FringeReview Scotland 2020
We are introduced to dad, through a voiceover recorded between mum and daughter, before he appears. Upon his arrival, the first part of the show begins where we are treated to a number of set pieces from the daddy rap, going fishing, a wedding, the BBQ and then the final day of his life. Throughout we have the voiceover of daughter and mother describing events mixed from those of genuine affection and love to where dad’s behaviour was less than wholesome. Interacting with the voiceover, Leyla Josephine, playing her father does so with all the well-worn clichés of the male of a certain age and uncertain provenance, of all the dads we never had the whole of but of which we can clearly recognise.
Leyla Josephine has a knack for comedy and uses it to sparkling effect in Daddy Drag. We get the whole cringing awfulness throughout the first part of daddy Drag, as well as the comforting love of a man who feels he has a role to fulfil. It is a performance that has the audience from the beginning very much in the moment with her. She manages to keep them with her throughout and that is very much to her credit.

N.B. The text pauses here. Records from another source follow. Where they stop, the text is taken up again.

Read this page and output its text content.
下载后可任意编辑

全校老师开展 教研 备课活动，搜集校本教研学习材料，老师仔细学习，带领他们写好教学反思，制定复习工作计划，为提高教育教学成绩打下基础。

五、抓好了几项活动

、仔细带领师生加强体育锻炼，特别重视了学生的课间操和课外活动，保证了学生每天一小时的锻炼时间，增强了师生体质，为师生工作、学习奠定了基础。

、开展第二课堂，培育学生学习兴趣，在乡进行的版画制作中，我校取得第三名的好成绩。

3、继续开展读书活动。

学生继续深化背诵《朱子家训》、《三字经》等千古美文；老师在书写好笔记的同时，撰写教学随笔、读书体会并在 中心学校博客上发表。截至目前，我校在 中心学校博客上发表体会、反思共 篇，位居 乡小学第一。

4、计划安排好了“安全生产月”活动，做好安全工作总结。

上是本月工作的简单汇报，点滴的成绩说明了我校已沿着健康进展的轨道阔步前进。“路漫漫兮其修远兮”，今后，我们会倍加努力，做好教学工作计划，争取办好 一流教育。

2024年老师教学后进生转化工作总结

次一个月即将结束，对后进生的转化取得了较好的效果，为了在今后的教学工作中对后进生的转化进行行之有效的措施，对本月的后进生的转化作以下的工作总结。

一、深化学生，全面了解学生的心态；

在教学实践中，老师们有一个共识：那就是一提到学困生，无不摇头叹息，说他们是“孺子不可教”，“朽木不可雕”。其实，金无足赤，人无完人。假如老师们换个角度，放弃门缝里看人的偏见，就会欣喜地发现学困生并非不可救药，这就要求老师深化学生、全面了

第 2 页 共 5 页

The direction leaves nothing to the imagination and that is by design. We have a broad brush stroke of a man that has grey underpants and awful jokes on tap. The repetition of many oft heard phrases gives credence to the portrayal of a masculinity that ought to be bereft of a place but still has its conceit of itself.
The first half is certainly played for laughs with the rap getting lots of positive audience response, the interaction with the audience when they had gone fishing being an appealing way of getting the embarrassment over the footlights and the wedding marking a bit of a change. From here there is a marked change with the B-B-Q where the fun turns awkward and almost sinister.
It is at this point that I began to struggle as I felt the revelation of the bag found with women’s clothes made for a man juxtaposed with the behaviour at the barbeque that was very “inappropriate” alongside the voiceover telling us of his bad temper odd. It appeared to hang each of these revelations in the air, not reference them fully again nor explore them to a conclusion. Whilst I was not necessarily gasping to know more, I was left feeling uncertain that having both together in close proximity truly opened my eyes to the issues with which he may have struggled.
That having been said, from there the solemnity with which the death was greeted was judged well. I just wanted to have a whole picture and felt that I was faced with a clichéd beginning and then an unsatisfactory end; but then I really liked it.
Technically the long drawn out removal of make up was not great theatre though the innovate set design was a marvel. Lighting was on song, the soundscape perfectly fitted the kitsch of dad dancing and the atmosphere in the stage management in the Counting House was a perfect fit for the piece.
This was a performer with absolute faith in her material and that should be fully applauded and supported. I felt that she was challenging us in ways that advanced her cause and the idea of performance as homage in an honest way had much more to give. It made me convinced that this was one exercise well worth repeating but one that, with a small tweak or two could tell us more and even open up more debate in a fearless manner.